Je me tasse à ses côtés. Captivée par l’intrigue, elle reste silencieuse. Les images de la série défilent, aussi noires que mes angoisses. La victime a subi les pires sévices avant de mourir étranglée. Son cadavre est exposé sous toutes les coutures et j’ai du mal à ne pas détourner le regard. À la fin de l’épisode, je suis à cran. Lorsque ma dulcinée se pelotonne contre moi et me contemple avec les yeux de Chimène, je me dis que c’est le moment de se mettre à table. Tant pis si mon aveu la chavire. Mon cœur s’affole une fois de plus, c’est terrible cette sensation de ne plus pouvoir se contrôler ! 
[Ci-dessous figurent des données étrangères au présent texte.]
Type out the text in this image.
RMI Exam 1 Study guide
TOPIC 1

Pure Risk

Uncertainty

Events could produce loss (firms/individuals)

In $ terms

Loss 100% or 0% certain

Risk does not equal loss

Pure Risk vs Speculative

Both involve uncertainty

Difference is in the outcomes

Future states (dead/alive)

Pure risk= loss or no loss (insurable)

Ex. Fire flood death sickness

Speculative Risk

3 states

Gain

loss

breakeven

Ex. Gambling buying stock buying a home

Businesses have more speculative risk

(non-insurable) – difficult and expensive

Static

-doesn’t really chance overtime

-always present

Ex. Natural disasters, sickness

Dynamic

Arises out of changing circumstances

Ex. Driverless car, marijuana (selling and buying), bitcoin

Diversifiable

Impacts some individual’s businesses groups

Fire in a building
À l’instant où j’ouvre la bouche, pas de chance, la gaillarde me coupe l’herbe sous le pied. Avec une histoire de sorcellerie dont son collègue africain se croit victime. « Avoir bac plus cinq et être persuadé d’avoir été envoûté ! » s’indigne-t-elle. Sarcastique, elle ajoute : « Et être convaincu que seul un marabout réglera le problème avec de soi-disant plantes miraculeuses ! » Comme elle y va ! Comment peut-elle avoir la dent aussi dure, elle qui me bassine à longueur de journée avec son éducation inclusive et ses grands principes liés au droit à la différence ? Je tente de lui faire entendre raison en lui servant l’argument de la richesse de l’altérité, mais elle reste campée sur ses positions. J’insiste : « Et si les marabouts étaient dépositaires d’un savoir issu de la nuit des temps ? » Surprise, elle a un haussement d’épaules avant de rétorquer : « Ne me dis pas que tu crois à ces balivernes ! » Son intransigeance me liquéfie. J’ai l’impression de la découvrir sous un autre jour. Ce n’est pas tant sa réponse qui me déstabilise, mais le ton employé : sec, cassant, sans concession. Même si j’encaisse le choc sans mot dire, désormais, une barrière mentale invisible nous sépare. Dépité, je renonce à me confesser. Trop peur de lire l’incompréhension et la stupéfaction dans ses yeux. Trop peur aussi d’entendre : « Ce n’est pas possible, tu n’as pas pu faire ça ! Pas toi ! »

 

Deux mois ont passé. C’est le printemps. Le jardin s’illumine. Un épais tapis de primevères recouvre l’endroit où j’ai creusé. Plus aucune trace de… Et la vie me sourit à nouveau. Oui, je suis réellement tiré d’affaire. Qui l’aurait cru ? Si j’avais su, j’aurais agi bien plus tôt ! Quand je songe à quel point j’ai pu hésiter avant de franchir le pas ! Pelle en main, j’avais toujours des scrupules. Bon, tout ça, c’est du passé ; aujourd’hui, j’affiche une forme olympique. Ce matin, j’ai repris le footing et demain, j’enchaînerai les longueurs dans la piscine. Et dire que je pensais ne plus jamais pouvoir pratiquer mes activités favorites ! Pauline a beau décrier les médecines alternatives, n’empêche que c’est un remède de bonne femme qui a eu raison de ma verrue plantaire récalcitrante. Après deux années de vaines séances de cryothérapie chez mon dermatologue. Eh oui, il a suffi d’oser l’inconcevable pour venir à bout de ces foutues excroissances ! Comme quoi l’audace a du bon ! Évidemment, je garde tout ça pour moi, Pauline ne connaîtra jamais ma recette miracle : 

- Prendre une pomme et la couper en deux, 

- Manger une des deux moitiés,

- Frotter l’autre moitié contre la verrue,

- Enfouir cette dernière sous terre,

- Attendre le pourrissement du fruit, 

- Constater la disparition de la verrue.